If you’re looking for a place by the sea that pretends to be a mixture of San Francisco and France, you’ve come to the right place.
Brighton has the truly unique and incredible selling point of being home to pockets of easy-to-identify clans. I won’t bore you with details of the homeless crack beggars (you can find these across the UK) or the c***s (these too are native to our isles and are not unusual). Instead, I will focus on the two main annoyances of Brighton.
These people come from England or Europe. They are generally aged under 35 and spend their time cycling around and pretending to work when in fact, they just get given money from their parents to exist. Sometimes they go on the dole, it gives them a bit of street cred and their money gets topped up by mum and dad anyway. They never leave Brighton town centre and they are completely obsessed with how wonderful Brighton is and in particular their amazing contribution to making Brighton so f*cking wonderful.
The faux golden oldies
This is what the trustafarians graduate to, w*nkers in their forties who haven’t really done much in life but use their parents money to buy huge f*ck off flats in Brighton town centre. Usually you will find that they look back on their younger years as if they made it (as a musician, an artist, a club promoter, anyone really) – in actual fact, they never really were anyone to begin with.
These twats try and live a green lifestyle while living in one of Britain’s biggest consumerist hubs.

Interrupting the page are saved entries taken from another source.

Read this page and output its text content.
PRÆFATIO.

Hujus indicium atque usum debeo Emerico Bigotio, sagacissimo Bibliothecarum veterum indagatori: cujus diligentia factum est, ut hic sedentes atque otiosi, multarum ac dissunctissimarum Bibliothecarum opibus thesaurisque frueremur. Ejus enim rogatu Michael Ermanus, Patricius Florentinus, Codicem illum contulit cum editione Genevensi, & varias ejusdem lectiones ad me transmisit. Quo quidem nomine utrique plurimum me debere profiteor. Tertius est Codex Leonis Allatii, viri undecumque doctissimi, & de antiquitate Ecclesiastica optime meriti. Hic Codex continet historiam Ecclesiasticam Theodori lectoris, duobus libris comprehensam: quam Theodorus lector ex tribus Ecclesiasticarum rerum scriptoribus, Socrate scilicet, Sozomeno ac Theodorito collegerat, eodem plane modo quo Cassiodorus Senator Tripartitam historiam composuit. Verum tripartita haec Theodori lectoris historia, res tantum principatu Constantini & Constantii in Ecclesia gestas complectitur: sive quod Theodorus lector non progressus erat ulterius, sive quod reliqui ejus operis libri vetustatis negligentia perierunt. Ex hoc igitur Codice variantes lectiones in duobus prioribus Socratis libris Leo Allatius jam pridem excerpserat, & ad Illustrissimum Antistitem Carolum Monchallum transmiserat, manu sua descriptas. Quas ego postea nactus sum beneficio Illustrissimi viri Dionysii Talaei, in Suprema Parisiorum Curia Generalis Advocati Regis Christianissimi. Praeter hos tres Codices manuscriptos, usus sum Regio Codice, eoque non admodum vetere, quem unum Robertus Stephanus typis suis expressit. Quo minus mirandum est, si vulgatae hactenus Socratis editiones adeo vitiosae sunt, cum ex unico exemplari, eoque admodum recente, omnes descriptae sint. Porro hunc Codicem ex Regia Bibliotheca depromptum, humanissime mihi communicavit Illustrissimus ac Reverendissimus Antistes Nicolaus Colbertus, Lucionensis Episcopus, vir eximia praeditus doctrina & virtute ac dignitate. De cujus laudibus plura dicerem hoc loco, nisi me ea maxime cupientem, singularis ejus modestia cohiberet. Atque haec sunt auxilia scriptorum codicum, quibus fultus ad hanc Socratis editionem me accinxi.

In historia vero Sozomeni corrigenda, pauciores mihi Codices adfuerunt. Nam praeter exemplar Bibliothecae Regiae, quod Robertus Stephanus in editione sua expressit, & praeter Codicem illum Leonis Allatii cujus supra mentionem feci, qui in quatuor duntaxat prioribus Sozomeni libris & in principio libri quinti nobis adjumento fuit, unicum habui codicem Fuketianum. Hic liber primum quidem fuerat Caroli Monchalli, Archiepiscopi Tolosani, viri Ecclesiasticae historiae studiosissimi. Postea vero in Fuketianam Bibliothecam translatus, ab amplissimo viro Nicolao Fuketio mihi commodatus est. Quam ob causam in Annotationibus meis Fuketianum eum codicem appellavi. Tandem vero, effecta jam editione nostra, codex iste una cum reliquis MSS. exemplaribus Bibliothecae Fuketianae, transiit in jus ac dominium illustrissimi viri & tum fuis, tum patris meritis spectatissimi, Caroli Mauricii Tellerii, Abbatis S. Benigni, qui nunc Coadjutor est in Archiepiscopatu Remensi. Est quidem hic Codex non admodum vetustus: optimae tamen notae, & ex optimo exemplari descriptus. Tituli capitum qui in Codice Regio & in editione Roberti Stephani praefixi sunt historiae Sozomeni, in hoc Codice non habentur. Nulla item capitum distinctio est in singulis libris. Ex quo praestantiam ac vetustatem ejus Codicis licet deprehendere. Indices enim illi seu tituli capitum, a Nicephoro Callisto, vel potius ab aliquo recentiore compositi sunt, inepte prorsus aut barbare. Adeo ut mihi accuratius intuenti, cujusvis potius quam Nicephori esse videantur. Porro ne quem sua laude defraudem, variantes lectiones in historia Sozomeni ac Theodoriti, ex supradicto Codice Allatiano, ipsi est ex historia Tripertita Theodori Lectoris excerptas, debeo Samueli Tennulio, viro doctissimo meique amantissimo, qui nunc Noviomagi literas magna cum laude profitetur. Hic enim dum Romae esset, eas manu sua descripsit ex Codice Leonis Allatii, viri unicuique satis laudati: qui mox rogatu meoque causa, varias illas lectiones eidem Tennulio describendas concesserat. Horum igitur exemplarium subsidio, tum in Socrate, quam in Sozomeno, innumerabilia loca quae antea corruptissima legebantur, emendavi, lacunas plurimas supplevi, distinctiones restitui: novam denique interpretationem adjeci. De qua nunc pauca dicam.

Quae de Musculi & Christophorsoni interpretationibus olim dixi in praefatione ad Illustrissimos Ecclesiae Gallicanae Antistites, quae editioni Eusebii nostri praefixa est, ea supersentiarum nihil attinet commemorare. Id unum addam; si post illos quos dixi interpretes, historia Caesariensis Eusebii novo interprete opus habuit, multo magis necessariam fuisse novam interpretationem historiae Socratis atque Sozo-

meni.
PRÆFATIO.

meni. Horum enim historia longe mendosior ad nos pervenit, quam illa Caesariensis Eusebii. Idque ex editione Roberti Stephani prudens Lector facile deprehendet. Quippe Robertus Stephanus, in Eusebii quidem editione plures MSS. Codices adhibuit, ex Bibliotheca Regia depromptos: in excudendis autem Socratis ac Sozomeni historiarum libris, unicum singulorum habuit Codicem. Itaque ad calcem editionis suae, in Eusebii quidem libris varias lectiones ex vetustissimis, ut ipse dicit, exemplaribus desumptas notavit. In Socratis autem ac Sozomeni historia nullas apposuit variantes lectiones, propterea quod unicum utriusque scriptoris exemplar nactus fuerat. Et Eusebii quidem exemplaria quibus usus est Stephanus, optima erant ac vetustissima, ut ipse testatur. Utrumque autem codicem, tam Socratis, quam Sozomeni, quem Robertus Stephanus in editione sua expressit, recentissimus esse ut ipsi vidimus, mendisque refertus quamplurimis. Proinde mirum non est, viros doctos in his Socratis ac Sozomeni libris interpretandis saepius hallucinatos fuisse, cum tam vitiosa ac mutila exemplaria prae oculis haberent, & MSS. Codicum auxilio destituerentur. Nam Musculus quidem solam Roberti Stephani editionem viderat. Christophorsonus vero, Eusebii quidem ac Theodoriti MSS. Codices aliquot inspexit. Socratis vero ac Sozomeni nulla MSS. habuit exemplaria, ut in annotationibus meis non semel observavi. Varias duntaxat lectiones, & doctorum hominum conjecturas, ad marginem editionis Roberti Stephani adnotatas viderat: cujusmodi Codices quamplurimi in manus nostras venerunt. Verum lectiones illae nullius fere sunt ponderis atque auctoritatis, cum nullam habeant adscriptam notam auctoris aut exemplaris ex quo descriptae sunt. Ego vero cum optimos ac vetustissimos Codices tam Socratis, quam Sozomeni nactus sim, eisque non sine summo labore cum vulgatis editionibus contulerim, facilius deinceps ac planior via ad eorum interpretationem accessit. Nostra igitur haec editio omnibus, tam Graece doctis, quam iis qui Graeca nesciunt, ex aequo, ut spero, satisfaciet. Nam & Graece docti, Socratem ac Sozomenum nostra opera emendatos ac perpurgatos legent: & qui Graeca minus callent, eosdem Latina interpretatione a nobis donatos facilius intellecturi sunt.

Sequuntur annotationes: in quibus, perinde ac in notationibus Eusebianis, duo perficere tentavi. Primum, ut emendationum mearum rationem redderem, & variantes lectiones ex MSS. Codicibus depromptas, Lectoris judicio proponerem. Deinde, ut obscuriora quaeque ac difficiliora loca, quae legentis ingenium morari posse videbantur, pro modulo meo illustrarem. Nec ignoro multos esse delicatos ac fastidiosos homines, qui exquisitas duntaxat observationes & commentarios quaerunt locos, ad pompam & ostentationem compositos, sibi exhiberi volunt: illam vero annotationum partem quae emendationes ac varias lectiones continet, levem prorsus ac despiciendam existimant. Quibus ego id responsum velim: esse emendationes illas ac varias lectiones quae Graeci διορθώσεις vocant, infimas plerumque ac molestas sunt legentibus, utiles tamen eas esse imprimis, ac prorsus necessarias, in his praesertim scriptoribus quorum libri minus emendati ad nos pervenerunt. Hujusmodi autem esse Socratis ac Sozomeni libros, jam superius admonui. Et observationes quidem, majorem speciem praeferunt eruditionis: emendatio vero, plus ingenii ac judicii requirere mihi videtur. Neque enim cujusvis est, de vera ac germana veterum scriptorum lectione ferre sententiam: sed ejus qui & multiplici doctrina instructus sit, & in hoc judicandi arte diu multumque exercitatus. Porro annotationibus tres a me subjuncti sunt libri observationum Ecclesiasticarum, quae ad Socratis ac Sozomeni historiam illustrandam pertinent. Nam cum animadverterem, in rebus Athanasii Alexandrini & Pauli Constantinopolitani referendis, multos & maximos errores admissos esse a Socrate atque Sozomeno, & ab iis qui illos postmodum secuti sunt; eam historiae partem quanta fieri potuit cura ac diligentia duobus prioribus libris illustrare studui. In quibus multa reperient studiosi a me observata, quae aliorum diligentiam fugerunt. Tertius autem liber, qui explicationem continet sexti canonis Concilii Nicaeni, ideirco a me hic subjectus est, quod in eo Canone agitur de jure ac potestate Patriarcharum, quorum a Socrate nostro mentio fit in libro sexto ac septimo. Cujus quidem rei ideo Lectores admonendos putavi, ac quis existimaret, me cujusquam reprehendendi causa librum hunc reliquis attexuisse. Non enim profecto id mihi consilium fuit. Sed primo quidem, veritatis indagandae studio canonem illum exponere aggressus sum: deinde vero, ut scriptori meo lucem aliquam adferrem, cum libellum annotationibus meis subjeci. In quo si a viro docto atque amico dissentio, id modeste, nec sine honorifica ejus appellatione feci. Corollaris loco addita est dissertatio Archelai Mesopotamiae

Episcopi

They will buy organic handcrafted bars of shampoo to help save the planet, but will use Veet for hair removal, aka chemicals they wash down the drains and straight out to the beach. They will wring their hands over climate change and global warming, but book tickets to India and consume vast amount of cocaine. They will be absolutely appalled at the migrant situation, but they won’t offer one of their many spare rooms to a refugee, and they will step over Brighton’s own homeless people. They will be scathing about the Tories, but will have gone to a private school themselves, and will be completely oblivious to the fact that the only reason they aren’t living in a council basement bedsit is because they were privileged enough to be born wealthy – aka while they may not agree with the Tory line in principle, their very lives are structured according to the Tory model of birth rather than effort dictating your fate.
Brighton is beautiful in terms of architecture and position between the sea and south downs, but you’ll soon find that the two groups I mention above will end up wearing you down through the sheer hypocrisy of their lifestyles and the knock on effect it has on the town (in terms of nightlife and house prices).